Credit is not enough
February 21, 2012
Kim and I are often the last two people to leave a movie theatre. We usually stay through the credits.
We no longer watch enough movies that the names mean the same things to us that they used to, but often there’s something or other that we see in the credits that’s interesting. Usually it’s something from the soundtrack that sounds familiar but we can’t put our finger on who that was.
I’ve long hated the practice on US television to shrink the credits for television shows and movies so they can run a promo for an upcoming show they want to promote. Even worse, the credits are sped up so that even if my eyes were good enough to read the shrunken and distorted type on the screen, the moment passes so quickly that I can’t read fast enough.

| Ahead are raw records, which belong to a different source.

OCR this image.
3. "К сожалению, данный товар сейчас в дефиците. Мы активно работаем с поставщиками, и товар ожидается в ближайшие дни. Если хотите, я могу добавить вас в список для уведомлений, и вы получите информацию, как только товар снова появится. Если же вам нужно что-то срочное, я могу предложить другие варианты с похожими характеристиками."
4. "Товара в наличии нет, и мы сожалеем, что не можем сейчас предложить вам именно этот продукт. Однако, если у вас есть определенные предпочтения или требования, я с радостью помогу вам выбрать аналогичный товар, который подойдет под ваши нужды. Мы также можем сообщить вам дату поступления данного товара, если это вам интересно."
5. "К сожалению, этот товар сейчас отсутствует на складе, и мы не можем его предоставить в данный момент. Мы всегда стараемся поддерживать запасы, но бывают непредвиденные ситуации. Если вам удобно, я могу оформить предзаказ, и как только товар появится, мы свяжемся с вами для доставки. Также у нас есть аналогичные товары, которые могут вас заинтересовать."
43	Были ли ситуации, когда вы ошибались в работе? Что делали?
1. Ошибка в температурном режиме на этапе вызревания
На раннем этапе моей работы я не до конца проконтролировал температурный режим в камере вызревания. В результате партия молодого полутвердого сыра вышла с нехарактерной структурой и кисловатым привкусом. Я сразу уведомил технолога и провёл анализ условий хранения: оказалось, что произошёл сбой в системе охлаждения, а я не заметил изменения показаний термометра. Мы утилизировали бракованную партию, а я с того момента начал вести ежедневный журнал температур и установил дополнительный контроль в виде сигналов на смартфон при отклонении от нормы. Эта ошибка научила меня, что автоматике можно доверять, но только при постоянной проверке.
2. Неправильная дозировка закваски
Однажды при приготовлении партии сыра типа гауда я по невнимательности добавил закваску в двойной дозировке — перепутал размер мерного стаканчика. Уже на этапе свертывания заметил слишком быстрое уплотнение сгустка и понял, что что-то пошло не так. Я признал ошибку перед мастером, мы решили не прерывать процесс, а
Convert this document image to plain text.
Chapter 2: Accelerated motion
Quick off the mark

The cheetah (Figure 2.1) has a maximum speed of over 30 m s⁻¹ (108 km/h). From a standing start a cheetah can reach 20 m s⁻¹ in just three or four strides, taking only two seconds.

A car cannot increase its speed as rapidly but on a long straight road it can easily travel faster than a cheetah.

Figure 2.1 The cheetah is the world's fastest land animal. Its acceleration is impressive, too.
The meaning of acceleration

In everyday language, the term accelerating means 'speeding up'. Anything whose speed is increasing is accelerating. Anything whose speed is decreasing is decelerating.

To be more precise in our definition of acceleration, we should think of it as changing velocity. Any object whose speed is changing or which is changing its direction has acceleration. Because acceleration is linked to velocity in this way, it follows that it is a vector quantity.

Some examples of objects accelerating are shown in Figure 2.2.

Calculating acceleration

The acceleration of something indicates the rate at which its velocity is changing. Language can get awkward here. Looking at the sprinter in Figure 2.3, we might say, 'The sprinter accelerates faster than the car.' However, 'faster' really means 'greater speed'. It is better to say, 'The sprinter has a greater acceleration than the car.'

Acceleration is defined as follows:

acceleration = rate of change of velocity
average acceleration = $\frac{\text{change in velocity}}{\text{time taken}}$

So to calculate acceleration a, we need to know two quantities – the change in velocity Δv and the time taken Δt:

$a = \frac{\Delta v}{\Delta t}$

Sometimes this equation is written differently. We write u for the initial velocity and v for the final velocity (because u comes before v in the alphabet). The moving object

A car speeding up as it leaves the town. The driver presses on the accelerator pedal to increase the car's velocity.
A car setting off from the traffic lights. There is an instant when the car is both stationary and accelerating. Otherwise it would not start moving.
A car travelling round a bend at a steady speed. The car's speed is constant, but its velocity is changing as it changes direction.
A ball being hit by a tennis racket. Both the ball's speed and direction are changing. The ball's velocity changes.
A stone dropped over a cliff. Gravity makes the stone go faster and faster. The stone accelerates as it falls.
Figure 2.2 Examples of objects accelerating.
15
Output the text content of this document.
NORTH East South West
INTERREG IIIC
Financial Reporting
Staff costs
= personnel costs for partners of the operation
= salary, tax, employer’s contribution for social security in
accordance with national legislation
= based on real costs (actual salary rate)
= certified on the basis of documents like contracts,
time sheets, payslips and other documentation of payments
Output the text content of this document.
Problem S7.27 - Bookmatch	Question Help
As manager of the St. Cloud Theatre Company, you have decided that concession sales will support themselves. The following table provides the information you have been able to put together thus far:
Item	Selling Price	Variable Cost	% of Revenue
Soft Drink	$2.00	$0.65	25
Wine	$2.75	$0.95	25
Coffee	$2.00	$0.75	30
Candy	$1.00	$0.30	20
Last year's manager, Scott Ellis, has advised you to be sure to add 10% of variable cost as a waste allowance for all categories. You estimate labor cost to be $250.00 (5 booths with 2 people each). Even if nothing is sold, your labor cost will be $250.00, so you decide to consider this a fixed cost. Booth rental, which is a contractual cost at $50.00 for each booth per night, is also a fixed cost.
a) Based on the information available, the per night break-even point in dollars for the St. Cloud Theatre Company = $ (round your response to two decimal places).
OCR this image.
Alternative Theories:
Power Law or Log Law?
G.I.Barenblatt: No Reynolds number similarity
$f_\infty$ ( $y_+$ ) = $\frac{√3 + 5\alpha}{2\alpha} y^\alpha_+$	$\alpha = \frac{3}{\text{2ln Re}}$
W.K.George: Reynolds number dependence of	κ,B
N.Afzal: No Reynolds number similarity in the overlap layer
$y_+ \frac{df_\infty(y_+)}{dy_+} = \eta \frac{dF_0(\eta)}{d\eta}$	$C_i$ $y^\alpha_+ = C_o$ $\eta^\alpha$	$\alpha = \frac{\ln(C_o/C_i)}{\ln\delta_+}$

In An Attribution Failure Theory, Duncan wonders if this sort of model leads people to not give credit where credit is due.
He writes about the problem that there are a huge number of creatives who use others’ works as part of their own and aren’t giving credit where credit is due. Worse, he says, “many of them when confronted with the problem, just shrug and don’t see the issue.”
He’s right. They don’t see the issue.
Yesterday I followed a link I won’t share to a woman’s blog to read what she had to say about following a bread recipe I happened to like. I expected her link to talk about her experiences with the recipe, and it did. But it also reprinted the recipe. All of it. It reprinted all of the ingredients and the directions for how they were supposed to be mixed and treated right up to the time they came out of the oven.
She gave credit to the original.
To me, that wasn’t enough. She went on to reprint his work without permission. She even created a printer friendly version of his recipe.
Now no one needs to buy his work – they can just read hers.
The next step is inevitable. I’ve seen it over and over. Someone quotes her work. That person may or may not provide attribution to her contribution but they inevitably leave out the original author of the recipe. It’s too messy to quote the author that another author cites. Now the original author’s work is being reprinted without attribution or concern for how it might effect his income.
More importantly, just as I want to know who performed that piece from the movie’s soundtrack, I want to know whose recipe I may or may not be following.
One of the things that’s striking when you watch credits at the end of a television show or movie is how many people were involved. This wasn’t just a period piece with a few actors. A group of people dressed the actors while another group dressed the set. There were people running the cameras who pointed it at people and sets that other people lit and moved and there were other people deciding which cameras to use.
I agree with Duncan that credit is easy and its the least we should do. I think, though, credit is not enough.
Maybe credit is the wrong word for me. Maybe what I want is an appreciation of those whose work we enjoy and build on.